In men, they can begin to secrete a clear glandular fluid, that may contain some runaway sperm. I wish young girls knew this!
During this phase, both erection and lubrication can wax and wane. Responding to these changes and integrating them into your sex can bring more pleasure than trying to force your body to react in any particular way.
If you suffer from premature ejaculation this is the place to practice not having an orgasm. Stop a while and start again. This is easily practiced when masturbating.
Orgasm
From a physiological and scientific perspective, an orgasm is the release of sexual tension through involuntary muscular contractions.
In both men and women, contractions can take place in muscles throughout the pelvic area.
In men, ejaculation may occur, which is a spinal reflex that releases the built-up muscular tension and reverses blood flow.
Ejaculation and orgasm are two distinct physiological phenomena; some men have trained themselves to experience orgasm separately from ejaculation. This enables them to also have multiple orgasms.
Blood is released from the engorged genital tissue, and they start to return to their normal size.
Orgasms can take many shapes and one is not better than any other, they are just different. It’s all about what works for you, in that moment.
And if you cannot orgasm in the moment – that too is okay.
Resolution
During the resolution phase the body returns to its resting or un-aroused state. Heart rate, breathing and blood pressure return to normal.
Men can experience a refractory period, after ejaculation, where they are unable to achieve another erection.

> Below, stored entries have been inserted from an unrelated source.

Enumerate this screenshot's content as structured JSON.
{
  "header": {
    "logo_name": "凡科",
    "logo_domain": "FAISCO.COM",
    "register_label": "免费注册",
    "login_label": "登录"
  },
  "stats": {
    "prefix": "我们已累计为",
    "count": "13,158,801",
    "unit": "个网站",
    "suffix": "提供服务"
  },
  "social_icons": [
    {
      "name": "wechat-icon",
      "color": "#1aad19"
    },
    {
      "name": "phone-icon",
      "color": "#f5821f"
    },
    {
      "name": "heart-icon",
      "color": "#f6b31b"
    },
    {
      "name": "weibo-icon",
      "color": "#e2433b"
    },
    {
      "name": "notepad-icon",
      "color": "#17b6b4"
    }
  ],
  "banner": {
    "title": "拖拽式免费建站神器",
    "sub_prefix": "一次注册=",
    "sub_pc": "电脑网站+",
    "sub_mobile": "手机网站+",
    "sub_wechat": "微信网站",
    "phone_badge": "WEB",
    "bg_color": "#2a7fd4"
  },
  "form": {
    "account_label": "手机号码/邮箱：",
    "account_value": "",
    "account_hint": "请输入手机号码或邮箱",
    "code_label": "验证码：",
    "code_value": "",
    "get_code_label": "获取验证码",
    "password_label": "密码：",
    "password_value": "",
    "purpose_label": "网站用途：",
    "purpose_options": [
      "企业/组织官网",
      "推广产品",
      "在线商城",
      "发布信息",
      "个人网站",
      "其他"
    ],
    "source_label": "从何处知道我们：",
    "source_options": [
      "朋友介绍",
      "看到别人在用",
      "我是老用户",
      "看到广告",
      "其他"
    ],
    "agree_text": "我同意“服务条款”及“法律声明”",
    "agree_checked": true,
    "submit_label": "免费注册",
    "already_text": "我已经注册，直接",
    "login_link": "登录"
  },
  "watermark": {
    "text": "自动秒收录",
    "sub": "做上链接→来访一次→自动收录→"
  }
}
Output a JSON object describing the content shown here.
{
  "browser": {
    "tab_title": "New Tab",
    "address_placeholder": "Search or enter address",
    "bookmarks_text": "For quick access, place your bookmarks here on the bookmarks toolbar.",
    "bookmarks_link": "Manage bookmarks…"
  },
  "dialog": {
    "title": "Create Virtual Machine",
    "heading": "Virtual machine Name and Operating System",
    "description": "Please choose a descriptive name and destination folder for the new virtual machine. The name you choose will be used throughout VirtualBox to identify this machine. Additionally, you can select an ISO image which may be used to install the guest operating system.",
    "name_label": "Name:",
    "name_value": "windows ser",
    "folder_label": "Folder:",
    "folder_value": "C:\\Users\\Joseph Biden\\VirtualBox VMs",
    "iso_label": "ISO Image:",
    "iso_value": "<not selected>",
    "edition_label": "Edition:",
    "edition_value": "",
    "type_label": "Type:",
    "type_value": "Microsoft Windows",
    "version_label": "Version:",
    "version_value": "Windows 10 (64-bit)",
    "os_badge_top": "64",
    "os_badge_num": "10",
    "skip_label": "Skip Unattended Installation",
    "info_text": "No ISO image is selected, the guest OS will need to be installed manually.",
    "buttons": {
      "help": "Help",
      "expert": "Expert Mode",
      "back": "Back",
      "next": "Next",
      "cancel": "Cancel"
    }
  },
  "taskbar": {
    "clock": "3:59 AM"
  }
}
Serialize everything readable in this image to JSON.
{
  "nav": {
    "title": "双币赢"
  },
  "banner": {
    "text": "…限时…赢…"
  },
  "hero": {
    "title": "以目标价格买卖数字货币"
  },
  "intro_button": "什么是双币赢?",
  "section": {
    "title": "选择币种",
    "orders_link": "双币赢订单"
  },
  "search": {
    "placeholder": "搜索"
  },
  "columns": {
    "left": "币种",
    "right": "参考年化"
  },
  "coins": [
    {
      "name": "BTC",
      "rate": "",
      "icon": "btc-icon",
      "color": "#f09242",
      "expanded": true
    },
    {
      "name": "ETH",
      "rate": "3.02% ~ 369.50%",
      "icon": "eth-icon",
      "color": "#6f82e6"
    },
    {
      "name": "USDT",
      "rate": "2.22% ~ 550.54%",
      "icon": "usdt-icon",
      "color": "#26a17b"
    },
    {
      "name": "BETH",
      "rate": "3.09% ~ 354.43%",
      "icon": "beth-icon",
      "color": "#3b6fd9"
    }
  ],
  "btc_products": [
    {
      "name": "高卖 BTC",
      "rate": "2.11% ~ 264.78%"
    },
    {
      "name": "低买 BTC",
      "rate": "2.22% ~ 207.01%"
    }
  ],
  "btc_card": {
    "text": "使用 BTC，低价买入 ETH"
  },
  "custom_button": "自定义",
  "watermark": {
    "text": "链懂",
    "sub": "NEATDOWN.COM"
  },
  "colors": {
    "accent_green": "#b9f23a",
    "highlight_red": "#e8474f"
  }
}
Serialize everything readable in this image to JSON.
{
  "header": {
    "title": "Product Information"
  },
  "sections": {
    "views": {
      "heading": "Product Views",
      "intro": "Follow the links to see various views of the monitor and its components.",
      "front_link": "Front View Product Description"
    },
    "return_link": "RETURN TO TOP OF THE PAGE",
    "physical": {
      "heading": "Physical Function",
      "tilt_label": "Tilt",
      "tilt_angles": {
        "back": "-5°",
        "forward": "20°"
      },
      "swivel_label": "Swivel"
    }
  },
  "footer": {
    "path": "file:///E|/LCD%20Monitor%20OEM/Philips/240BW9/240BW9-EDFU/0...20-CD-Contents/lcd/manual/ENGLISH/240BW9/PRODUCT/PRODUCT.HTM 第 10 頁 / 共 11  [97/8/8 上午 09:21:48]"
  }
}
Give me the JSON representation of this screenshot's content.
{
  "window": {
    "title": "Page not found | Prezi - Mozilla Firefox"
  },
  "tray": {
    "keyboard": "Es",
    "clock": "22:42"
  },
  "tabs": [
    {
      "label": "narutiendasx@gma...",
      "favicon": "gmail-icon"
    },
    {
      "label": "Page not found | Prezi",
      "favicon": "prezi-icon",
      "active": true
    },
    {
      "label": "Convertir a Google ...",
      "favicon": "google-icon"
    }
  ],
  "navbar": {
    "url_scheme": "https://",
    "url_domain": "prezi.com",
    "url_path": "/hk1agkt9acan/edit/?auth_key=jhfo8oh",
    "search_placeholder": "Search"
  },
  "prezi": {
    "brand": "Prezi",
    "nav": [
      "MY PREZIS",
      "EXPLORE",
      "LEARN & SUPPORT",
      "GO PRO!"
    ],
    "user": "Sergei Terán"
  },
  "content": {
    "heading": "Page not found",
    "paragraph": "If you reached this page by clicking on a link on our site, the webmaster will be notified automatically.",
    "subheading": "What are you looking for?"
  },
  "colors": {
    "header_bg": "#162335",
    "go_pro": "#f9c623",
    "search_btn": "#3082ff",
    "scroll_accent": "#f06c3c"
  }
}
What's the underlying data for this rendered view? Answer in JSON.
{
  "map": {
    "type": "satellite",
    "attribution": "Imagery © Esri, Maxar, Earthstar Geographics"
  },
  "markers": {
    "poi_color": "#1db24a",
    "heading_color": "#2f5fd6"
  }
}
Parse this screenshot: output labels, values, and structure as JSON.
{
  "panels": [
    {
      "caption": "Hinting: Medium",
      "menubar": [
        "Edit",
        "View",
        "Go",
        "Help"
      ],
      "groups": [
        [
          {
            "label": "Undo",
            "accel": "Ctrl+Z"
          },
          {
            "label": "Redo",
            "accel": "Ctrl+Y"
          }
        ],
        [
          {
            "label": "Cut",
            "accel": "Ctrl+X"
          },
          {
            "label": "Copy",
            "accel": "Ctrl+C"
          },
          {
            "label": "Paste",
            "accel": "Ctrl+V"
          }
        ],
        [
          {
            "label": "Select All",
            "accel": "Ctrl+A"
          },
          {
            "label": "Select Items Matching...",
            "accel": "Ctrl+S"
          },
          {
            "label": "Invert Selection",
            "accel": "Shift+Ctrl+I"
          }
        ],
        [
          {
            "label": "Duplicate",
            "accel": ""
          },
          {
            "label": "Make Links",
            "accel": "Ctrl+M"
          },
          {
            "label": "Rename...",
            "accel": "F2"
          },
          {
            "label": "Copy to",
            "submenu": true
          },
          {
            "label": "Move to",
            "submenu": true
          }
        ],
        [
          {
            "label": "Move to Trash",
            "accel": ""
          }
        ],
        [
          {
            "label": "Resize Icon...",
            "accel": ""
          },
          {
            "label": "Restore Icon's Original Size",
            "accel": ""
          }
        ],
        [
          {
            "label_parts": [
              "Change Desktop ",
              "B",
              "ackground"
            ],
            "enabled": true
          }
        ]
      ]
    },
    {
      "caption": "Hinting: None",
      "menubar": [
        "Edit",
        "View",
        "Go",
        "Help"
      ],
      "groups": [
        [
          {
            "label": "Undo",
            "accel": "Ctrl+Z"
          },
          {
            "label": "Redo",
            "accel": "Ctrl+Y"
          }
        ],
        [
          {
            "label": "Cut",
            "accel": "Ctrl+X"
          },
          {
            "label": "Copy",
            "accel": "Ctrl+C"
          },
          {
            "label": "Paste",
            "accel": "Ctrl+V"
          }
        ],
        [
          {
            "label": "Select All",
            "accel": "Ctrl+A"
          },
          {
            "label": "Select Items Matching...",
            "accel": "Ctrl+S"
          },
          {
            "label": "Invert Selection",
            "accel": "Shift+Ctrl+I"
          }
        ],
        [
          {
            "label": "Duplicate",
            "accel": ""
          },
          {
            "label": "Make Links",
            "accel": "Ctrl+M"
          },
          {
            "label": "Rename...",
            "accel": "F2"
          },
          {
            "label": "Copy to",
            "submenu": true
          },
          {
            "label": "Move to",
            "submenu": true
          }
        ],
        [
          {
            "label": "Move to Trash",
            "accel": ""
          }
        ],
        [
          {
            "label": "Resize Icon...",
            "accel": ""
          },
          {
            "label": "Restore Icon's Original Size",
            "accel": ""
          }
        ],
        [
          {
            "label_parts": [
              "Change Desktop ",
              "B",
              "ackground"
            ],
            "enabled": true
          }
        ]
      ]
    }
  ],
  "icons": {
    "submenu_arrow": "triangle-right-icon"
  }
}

The refractory period can be as short as a few second to a few hours. It takes longer as you age.
If you want to have orgasms more frequently here are some tips:
1.Attitude: Keep it positive. “I am a sexy sensual person.”
2.Know yourself: If you haven’t already done so break out the hand-held mirror and get to know your own genitals. Experiment with different sensations and discover what you like.
3.Masturbate: Many experience their first orgasm during masturbation. Some find that during doing solo play, not have the concerns of how you look. Feel free to spend as much time as you would like, have a quickie or a long hot solo session. Get creative with techniques.
4.Get yourself a toy. I know it can be scary to choose your first one so next week I’ll write about how you go about choosing.
It’s time to level up your orgasm and as we all know – practice makes perfect.